Geschrieben hat Grete Weil das Buch mit dem Wissen der Nachkriegszeit, dass ein Großteil der Deutschen unfähig war zu trauern (wie es Alexander und Margarete Mitscherlich in ihrem Buch so treffend genannt haben). Erst mit dem Erscheinen ihres Romans »Meine Schwester Antigone« 1980 in einem Schweizer Verlag wird Grete Weil auch in der BRD als wichtige Stimme der Exilliteratur anerkannt. Es folgten weitere Bücher, so ihre Autobiografie »Leb ich denn, wenn andere leben« (Zürich 1995). Grete Weil starb im Mai 1999 in Grünwald bei München. Ihre Bücher zu lesen, wird zu einem eindrucksvollen Erlebnis, sich der Nazi-Vergangenheit von Neuem und aus verschiedenen Perspektiven zu stellen.

Grete Weil: Der Weg zur Grenze. Roman, hg. u. mit einem Nachwort von Ingvild Richardsen, C.H.Beck, 384 S., geb., 25 €.
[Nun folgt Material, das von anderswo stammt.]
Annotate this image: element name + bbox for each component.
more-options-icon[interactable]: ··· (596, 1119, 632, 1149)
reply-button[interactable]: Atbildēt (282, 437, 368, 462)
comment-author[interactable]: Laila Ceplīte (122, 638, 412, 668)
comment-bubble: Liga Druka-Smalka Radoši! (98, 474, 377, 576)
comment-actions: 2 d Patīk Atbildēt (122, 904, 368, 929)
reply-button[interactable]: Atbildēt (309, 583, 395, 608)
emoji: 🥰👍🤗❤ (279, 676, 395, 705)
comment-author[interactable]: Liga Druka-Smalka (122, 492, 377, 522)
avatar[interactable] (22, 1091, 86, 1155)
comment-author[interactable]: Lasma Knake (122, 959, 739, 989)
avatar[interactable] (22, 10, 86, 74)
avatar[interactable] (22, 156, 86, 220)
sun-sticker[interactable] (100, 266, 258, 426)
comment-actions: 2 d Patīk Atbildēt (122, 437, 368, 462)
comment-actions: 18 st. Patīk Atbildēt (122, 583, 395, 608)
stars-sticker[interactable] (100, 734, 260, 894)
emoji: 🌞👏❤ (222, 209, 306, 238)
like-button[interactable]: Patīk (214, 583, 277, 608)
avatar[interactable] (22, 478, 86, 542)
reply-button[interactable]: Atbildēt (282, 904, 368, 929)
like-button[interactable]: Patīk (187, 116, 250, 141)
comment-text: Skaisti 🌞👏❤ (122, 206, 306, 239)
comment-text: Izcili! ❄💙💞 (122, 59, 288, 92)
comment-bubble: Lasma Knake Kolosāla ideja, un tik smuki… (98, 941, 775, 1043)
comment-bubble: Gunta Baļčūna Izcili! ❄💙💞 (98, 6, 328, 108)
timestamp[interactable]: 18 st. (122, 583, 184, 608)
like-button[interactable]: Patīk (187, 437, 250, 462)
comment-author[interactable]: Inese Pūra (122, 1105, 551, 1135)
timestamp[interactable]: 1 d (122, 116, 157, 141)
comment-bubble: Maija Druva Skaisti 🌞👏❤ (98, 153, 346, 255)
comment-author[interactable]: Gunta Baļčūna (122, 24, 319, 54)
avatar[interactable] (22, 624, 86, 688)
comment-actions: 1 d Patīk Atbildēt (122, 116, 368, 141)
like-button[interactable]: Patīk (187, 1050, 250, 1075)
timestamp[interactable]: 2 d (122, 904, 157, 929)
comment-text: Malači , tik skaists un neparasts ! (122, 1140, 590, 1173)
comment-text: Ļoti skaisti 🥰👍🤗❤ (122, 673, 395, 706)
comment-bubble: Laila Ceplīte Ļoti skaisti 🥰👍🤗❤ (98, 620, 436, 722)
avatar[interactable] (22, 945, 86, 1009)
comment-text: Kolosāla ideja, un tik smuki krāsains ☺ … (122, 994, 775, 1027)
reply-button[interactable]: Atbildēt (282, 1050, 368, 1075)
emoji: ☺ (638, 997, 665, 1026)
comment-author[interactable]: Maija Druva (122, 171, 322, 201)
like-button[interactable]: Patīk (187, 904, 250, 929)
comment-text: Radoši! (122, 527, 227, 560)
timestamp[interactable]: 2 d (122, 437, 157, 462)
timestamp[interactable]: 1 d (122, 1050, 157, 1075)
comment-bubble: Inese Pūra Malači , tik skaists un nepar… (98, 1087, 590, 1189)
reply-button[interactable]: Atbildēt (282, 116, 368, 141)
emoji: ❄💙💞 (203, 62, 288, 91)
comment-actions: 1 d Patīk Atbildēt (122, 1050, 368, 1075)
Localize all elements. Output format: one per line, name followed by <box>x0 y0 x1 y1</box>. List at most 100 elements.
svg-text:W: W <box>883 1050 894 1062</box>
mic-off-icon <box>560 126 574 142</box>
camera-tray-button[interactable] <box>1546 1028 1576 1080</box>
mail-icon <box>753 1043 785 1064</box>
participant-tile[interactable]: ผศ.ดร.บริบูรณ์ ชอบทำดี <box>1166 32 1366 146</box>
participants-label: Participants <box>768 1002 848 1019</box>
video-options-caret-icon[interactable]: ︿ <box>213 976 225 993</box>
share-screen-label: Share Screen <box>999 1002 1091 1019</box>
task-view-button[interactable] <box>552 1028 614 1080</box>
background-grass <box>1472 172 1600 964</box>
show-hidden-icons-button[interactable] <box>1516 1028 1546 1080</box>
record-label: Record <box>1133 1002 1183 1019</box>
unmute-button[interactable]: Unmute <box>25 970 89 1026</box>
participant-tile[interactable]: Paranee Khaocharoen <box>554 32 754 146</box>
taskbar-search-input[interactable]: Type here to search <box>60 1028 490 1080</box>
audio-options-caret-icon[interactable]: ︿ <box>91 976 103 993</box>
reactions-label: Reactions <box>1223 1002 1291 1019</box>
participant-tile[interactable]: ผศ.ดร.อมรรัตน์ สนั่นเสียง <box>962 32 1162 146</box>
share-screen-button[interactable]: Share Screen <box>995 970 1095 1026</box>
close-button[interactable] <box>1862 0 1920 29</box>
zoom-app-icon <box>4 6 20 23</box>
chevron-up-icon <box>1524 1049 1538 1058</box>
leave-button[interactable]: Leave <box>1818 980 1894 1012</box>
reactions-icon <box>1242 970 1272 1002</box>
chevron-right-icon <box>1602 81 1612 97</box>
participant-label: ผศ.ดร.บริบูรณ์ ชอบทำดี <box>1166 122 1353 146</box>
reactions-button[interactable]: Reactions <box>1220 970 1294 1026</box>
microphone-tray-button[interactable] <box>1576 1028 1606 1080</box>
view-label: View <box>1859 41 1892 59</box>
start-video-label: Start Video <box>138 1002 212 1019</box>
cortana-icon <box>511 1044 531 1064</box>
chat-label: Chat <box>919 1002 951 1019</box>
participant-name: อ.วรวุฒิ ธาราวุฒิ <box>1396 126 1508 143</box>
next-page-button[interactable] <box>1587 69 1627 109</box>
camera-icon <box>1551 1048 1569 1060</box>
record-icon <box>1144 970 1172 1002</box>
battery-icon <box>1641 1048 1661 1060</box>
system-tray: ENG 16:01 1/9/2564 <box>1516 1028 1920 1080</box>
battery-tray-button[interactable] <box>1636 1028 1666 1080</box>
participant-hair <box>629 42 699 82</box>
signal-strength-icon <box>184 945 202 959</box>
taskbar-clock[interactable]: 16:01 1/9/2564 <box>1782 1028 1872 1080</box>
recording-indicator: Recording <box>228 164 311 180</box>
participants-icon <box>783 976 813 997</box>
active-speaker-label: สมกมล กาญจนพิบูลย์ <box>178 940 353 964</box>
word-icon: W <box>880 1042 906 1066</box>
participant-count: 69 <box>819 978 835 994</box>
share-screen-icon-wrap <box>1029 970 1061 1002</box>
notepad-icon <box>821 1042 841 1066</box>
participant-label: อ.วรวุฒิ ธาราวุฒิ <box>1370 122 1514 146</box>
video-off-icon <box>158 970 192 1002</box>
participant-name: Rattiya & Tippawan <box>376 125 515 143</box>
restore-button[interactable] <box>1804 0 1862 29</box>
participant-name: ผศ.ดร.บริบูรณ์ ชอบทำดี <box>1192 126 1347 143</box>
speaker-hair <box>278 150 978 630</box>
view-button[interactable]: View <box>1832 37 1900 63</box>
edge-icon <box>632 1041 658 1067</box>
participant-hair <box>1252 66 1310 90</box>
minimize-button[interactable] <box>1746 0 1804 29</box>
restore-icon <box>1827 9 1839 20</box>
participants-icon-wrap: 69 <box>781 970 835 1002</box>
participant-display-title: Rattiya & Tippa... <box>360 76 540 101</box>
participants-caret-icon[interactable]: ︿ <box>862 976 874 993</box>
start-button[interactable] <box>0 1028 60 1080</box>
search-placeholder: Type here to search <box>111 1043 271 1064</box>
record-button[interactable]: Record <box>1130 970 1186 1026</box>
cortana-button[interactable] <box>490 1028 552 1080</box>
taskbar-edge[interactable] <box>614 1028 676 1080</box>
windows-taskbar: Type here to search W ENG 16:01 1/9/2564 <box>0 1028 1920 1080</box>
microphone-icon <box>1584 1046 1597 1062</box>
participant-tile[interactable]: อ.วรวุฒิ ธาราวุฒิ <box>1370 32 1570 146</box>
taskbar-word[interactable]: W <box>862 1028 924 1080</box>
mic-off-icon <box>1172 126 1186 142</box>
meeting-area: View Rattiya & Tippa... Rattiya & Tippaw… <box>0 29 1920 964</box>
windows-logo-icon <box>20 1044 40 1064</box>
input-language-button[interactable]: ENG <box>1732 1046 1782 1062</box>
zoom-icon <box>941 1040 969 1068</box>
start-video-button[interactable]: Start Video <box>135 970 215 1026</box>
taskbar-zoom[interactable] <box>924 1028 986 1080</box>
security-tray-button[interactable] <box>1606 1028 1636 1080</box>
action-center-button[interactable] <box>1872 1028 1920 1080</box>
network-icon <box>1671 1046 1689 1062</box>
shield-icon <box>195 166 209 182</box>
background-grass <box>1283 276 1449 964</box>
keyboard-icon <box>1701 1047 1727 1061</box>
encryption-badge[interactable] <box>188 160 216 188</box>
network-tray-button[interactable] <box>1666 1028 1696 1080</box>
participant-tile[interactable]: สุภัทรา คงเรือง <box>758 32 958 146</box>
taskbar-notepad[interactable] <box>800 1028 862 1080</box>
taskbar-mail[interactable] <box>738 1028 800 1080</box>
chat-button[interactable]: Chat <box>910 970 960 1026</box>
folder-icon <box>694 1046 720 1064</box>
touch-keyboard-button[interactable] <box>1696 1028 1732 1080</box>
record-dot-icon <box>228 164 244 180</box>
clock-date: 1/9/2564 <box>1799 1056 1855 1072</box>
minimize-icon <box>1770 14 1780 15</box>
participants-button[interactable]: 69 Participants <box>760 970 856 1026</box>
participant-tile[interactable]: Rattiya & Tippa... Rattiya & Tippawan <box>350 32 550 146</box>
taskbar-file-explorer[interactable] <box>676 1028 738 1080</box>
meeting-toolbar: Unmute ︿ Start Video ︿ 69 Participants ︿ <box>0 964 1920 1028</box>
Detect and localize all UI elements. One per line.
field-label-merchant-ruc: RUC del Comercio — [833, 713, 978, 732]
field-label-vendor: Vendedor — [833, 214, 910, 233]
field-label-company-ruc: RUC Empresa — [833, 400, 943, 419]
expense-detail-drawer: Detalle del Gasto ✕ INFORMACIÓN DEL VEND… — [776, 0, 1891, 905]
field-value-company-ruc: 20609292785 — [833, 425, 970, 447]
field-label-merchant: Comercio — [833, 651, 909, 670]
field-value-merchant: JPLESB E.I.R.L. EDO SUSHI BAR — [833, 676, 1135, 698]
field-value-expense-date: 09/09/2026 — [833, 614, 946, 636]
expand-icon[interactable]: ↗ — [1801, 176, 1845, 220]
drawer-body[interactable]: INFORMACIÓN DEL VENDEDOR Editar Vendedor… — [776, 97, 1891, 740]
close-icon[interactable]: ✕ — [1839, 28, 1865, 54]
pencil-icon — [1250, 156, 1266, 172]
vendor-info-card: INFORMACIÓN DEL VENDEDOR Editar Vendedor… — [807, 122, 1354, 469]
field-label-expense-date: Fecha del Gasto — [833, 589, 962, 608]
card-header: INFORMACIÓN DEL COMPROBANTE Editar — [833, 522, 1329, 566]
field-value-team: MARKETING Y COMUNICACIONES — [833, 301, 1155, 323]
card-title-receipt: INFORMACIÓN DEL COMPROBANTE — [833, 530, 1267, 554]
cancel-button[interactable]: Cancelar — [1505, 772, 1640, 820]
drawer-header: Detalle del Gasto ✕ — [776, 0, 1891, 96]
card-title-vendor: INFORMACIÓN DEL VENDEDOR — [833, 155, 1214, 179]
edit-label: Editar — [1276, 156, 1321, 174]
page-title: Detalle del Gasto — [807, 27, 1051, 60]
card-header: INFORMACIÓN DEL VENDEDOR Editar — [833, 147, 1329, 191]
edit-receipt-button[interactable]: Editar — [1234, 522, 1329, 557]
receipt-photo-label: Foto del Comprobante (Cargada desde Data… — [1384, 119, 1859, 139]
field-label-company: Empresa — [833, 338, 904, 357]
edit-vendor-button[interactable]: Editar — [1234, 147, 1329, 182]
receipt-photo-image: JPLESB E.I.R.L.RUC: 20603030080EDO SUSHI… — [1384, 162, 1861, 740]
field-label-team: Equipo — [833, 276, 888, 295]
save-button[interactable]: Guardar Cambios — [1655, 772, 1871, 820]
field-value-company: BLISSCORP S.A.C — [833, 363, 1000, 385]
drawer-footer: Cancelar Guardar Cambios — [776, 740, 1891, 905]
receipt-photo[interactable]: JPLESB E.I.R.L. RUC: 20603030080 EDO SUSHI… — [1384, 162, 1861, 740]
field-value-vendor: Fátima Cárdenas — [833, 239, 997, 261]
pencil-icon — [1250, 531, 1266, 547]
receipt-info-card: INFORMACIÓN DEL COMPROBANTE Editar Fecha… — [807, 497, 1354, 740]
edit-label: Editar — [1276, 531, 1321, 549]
Dies.: Ans Ende der Welt. Erzählung, Verlag Das kulturelle Gedächtnis, 90 S., geb., 18 €.
Dies.: Tramhalte Beethovenstraat. Roman, hg. v. von Carsten Pfeiffer, mit einer biografischen Notiz v. Veit Johannes Schmiedinger, Verlag Das kulturelle Gedächtnis, 192 S., geb., 22 €.